Generali's Fitch-calculated financial leverage ratio (FLR) improved to 31% at end-2017 (2016: 33%), following the repayment of debt maturing in 2017. Fitch views Generali's financial leverage as high for the ratings. However, we expect the FLR will further improve in 2018 and 2019 as the group's planned debt maturities will likely exceed refinancing over the same period.

Generali's fixed-charge coverage (FCC) ratio, including unrealised and realised gains and losses, was strong at 6.9x in 2017, up from 5.4x in 2016. A decline in the stock of subordinated debt over 2017 drove interest expenses lower. We expect the FCC ratio to improve further as the group deleverages and refinances debt at lower coupons. Generali also has very strong financial flexibility, as demonstrated, for example, by pre-funding activities carried out during the past four years.

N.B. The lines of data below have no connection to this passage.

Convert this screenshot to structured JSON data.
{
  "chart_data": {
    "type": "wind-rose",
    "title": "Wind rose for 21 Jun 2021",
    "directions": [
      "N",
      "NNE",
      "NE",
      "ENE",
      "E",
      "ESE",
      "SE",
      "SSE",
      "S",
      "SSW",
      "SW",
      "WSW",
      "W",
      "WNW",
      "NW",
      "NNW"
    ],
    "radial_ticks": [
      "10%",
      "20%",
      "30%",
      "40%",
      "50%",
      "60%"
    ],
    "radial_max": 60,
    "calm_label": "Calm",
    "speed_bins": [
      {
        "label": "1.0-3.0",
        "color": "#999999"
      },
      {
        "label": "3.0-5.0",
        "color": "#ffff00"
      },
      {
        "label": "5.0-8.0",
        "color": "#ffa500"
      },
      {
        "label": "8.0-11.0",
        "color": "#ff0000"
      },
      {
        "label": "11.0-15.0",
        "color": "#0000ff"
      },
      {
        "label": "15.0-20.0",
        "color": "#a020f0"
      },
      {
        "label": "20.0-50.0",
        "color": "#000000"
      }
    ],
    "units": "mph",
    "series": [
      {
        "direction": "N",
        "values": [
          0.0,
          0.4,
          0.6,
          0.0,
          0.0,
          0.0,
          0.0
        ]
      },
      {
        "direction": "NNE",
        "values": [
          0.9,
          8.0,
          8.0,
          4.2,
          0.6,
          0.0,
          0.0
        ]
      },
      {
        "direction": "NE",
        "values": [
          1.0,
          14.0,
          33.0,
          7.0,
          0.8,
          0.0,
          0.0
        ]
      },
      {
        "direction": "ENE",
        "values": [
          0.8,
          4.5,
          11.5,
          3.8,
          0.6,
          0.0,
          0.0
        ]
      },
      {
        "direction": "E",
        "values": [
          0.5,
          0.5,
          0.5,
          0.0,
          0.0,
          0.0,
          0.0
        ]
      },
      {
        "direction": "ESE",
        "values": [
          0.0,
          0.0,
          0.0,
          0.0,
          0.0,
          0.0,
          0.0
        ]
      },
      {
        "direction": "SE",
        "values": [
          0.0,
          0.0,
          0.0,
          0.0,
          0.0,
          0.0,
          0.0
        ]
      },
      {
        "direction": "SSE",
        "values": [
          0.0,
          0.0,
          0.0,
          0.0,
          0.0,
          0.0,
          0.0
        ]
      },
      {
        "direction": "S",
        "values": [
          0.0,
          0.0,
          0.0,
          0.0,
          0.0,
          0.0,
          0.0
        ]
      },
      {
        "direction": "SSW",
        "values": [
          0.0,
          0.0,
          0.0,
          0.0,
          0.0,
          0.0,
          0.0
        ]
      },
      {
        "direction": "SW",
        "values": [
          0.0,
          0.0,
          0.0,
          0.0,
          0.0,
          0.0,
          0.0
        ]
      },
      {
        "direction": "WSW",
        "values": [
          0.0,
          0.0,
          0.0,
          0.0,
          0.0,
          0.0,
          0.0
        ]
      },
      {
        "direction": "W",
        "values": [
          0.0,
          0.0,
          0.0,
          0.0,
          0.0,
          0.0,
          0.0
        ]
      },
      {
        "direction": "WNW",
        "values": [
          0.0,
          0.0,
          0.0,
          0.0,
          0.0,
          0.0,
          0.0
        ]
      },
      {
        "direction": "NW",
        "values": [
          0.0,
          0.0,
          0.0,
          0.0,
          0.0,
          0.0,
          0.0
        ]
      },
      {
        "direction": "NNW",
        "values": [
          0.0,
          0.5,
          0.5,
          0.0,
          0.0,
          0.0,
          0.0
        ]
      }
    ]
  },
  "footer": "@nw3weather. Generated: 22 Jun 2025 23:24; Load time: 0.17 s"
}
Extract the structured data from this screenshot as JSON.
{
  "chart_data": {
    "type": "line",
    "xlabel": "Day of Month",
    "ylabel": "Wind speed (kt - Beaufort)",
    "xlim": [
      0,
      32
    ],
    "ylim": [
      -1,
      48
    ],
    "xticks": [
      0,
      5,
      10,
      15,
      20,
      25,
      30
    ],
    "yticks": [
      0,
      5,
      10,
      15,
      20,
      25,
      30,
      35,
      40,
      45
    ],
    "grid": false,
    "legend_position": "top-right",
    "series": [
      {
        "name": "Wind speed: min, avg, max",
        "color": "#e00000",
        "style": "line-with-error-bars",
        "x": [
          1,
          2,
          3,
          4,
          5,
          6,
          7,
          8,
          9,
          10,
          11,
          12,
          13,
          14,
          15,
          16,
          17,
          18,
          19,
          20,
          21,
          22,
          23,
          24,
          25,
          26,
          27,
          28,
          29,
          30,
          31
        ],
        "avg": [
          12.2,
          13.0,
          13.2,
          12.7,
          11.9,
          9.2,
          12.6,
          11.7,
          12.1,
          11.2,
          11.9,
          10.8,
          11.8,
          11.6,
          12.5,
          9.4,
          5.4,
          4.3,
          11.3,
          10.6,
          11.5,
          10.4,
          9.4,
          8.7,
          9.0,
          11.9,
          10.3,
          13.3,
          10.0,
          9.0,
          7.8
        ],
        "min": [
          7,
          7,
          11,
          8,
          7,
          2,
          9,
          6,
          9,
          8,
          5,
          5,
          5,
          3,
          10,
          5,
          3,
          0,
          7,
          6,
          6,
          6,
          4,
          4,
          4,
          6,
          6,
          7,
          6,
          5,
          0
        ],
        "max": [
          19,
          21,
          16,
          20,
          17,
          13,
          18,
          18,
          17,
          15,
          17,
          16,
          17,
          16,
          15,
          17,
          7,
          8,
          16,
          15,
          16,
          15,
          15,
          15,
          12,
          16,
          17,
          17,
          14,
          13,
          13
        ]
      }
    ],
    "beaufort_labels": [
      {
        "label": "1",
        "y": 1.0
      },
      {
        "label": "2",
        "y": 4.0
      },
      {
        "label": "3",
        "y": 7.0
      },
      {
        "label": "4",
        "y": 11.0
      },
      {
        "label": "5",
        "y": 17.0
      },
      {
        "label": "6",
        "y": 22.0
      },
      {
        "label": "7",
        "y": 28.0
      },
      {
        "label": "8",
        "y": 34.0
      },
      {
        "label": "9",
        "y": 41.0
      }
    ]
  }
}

Generali's operating performance remained strong in 2017. The non-life combined ratio reported by the group stood at 92.8% in 2017 (2016: 92.3%), which Fitch views as very strong. Its operating profit also increased to EUR4,895 million in 2017 (2016: EUR4,783 million). Generali's 2013-2017 average return on equity as calculated by Fitch was 9%, a level that we view as commensurate with Generali's ratings. We expect Generali to improve its earnings through cost efficiencies, better underwriting margins and optimisation of its geographical and business mix, despite persistent low interest rates.

Low Interest rates are a key risk for Generali's life business, as the majority of in-force life reserves carry financial guarantees. However, Generali's balance sheet is well-shielded from interest-rate movements, as the duration gap between its assets and liabilities is close to zero. Generali put into run-off its largest German life entity, Generali Leben, in 1Q18, as part of the restructuring of its German operations. We view this move as positive for asset and liability management, as Generali will have more flexibility to manage the policyholders' guarantees attached to Generali Leben's life liabilities.